Installé ce mercredi midi au premier rang de la tribune présidentielle du court Suzanne-Lenglen, Gilles Moretton a poussé Corentin Moutet face à Tommy Paul. Mais après sauvé six balles de match, le gaucher parisien a rendu les armes et le couperet est tombé pour le président de la FFT: après cinq jours de compétition, les Bleus ont enregistré treize défaites dans ces Jeux olympiques de Paris 2024. Pas le moindre quart de finaliste, soit le pire résultat d’un pays hôte à égalité avec la Corée du Sud (1988) et la Grèce (2004).
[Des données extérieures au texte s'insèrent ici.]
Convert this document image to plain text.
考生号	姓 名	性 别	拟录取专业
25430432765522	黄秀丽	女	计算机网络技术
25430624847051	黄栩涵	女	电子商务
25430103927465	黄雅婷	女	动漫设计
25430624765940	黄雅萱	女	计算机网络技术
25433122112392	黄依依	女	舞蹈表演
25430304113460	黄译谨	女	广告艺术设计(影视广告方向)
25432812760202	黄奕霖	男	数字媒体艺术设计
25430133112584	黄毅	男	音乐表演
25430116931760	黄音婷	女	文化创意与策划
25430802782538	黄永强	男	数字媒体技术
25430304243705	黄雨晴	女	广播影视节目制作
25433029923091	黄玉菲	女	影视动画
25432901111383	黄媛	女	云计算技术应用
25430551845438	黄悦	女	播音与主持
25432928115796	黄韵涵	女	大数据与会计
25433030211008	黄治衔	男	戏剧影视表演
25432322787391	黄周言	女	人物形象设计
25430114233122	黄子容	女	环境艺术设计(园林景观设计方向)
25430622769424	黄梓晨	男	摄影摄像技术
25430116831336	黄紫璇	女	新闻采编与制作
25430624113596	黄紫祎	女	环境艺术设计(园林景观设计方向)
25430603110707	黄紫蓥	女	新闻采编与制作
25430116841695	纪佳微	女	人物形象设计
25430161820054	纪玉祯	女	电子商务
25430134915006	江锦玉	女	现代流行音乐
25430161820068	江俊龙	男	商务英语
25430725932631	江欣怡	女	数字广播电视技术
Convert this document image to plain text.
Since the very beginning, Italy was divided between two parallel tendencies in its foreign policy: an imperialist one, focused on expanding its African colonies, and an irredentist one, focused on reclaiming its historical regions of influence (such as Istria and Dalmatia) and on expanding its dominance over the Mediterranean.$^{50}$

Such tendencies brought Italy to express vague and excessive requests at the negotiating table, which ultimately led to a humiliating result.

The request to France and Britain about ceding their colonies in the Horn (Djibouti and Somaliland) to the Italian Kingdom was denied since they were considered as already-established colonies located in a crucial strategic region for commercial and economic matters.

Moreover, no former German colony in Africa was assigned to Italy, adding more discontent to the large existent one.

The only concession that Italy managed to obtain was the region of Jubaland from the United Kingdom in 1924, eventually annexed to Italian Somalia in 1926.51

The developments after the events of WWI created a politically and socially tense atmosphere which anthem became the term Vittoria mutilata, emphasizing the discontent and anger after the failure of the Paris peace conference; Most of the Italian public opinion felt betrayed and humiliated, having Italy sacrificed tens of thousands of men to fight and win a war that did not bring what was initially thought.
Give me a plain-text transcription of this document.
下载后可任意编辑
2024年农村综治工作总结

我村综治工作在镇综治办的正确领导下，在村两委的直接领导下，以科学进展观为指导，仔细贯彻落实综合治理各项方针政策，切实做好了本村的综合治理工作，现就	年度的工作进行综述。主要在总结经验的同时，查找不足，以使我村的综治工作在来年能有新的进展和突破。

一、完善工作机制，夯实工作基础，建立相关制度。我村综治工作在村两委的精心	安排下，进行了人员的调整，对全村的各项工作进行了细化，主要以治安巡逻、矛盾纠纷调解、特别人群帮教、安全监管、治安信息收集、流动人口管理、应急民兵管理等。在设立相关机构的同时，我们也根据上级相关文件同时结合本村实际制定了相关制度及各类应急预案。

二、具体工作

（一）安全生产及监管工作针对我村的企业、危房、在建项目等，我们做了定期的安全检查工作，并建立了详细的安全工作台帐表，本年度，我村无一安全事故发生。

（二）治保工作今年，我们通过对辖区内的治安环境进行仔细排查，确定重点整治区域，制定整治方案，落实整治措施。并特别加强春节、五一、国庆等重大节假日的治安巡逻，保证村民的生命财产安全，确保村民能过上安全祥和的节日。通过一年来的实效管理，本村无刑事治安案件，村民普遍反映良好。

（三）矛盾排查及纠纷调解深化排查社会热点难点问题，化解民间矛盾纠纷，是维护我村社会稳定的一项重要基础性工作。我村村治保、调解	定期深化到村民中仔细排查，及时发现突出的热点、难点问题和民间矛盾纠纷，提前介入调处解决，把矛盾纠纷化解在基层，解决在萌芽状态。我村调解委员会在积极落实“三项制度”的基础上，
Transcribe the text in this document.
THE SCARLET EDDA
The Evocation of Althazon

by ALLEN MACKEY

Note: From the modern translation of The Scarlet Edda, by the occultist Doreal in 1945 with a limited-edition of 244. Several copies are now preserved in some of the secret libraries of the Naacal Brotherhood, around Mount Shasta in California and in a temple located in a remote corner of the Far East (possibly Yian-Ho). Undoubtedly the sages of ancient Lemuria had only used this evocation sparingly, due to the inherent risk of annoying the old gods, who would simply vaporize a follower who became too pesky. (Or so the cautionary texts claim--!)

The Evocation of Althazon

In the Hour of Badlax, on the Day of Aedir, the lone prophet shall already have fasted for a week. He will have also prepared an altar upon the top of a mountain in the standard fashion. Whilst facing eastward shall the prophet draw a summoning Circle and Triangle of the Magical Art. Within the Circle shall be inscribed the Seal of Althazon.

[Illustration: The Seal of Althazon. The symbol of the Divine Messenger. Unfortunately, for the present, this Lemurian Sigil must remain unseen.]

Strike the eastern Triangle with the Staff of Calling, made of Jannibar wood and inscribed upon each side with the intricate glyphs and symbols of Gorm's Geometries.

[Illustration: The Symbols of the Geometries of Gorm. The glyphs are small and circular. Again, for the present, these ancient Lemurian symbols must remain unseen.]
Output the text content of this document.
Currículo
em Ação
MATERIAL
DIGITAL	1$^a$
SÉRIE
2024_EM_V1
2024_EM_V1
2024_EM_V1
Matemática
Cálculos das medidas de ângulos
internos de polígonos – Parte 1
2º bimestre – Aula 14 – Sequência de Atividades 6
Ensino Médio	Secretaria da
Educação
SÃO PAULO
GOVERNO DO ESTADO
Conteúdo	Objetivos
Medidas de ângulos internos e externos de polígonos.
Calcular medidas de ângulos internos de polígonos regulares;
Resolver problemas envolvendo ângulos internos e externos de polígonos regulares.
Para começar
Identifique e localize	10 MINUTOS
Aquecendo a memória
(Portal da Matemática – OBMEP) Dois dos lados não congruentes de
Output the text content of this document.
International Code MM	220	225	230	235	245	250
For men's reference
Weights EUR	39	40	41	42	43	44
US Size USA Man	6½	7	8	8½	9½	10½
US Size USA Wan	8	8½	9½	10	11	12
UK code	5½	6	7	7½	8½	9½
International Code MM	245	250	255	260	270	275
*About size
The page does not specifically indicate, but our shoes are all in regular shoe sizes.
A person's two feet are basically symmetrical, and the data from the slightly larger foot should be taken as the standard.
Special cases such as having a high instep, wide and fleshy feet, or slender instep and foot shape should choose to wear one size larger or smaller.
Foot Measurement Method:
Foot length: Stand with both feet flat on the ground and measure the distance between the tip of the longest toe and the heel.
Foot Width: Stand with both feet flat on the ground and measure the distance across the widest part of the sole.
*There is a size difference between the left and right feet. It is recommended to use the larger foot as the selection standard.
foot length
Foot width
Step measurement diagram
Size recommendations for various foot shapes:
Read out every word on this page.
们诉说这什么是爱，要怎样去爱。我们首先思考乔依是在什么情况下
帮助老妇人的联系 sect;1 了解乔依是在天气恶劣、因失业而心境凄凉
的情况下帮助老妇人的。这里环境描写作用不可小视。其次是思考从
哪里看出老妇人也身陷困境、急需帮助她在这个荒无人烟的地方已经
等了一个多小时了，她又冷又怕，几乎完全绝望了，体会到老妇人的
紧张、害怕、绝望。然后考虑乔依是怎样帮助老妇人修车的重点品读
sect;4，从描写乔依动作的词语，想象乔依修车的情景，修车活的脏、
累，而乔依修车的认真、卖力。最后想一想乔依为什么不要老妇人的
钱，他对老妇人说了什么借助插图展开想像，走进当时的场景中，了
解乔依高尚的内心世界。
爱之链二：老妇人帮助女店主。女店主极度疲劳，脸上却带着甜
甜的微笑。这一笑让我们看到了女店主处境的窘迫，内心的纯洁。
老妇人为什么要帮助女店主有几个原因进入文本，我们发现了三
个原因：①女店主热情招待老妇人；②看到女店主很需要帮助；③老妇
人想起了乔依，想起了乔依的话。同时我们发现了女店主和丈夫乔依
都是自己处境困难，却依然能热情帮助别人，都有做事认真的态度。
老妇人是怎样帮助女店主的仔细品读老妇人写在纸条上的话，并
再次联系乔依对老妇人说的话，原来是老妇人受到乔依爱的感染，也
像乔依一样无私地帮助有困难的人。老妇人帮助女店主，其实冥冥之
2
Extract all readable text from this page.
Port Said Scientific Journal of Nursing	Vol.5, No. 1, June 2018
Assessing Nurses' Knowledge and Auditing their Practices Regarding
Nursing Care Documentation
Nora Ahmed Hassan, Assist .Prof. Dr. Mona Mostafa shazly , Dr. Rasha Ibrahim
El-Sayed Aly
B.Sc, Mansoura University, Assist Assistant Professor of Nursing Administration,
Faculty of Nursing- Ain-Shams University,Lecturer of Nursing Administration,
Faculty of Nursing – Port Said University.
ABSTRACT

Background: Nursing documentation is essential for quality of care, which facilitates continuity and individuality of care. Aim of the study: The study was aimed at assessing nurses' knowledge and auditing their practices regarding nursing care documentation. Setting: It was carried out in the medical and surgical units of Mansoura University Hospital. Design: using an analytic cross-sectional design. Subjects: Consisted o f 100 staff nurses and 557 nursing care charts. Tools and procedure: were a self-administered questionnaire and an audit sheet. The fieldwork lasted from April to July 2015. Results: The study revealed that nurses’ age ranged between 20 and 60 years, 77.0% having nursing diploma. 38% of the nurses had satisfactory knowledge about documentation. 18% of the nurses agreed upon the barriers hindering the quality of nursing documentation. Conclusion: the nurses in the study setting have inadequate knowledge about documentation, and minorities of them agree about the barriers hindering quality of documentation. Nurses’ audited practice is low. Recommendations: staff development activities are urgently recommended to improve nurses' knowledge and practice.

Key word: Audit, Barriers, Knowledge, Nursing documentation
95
Quand il a regagné son bureau, Gilles Moretton a eu un échange avec Ivan Ljubicic, responsable du haut niveau. Le technicien croate, qui a redonné du souffle à la carrière de Roger Federer en 2017, lui a proposé sa démission. Après Rio et Tokyo, le tennis français est encore incapable de ramener une médaille.

Ljubicic est réaliste. Il sait qu’en tennis, le soutien du public n’a pas peut-être pas la même force que pour les judokas ou les escrimeurs.

"Le public, c'est bien. Mais si tu n'as pas le niveau", soupire-t-il.

Un constat général implacable qui n'empêche pas Ivan Ljubicic de pointer du doigt les détails du fiasco, et notamment un fait assez incompréhensible: "Que les quatre paires de double n'aient pas pu jouer un match ensemble, c'est difficile à comprendre", juge-t-il. Comme s’il n’avait pas la main sur la programmation des joueurs. Mais c’est plus subtil que cela.

Le plan Mahut – Roger-Vasselin tourne court

Retour en arrière. L’hiver dernier, le technicien croate valide l’option d’associer Edouard Roger-Vasselin et Nicolas Mahut. "J’étais d’accord, j’ai même détaché Boris Vallejo (un entraîneur fédéral, NDLR) pour les accompagner sur le circuit", explique-t-il. Mais les premiers résultats à l’Open d’Australie, Rotterdam et Doha sont inquiétants.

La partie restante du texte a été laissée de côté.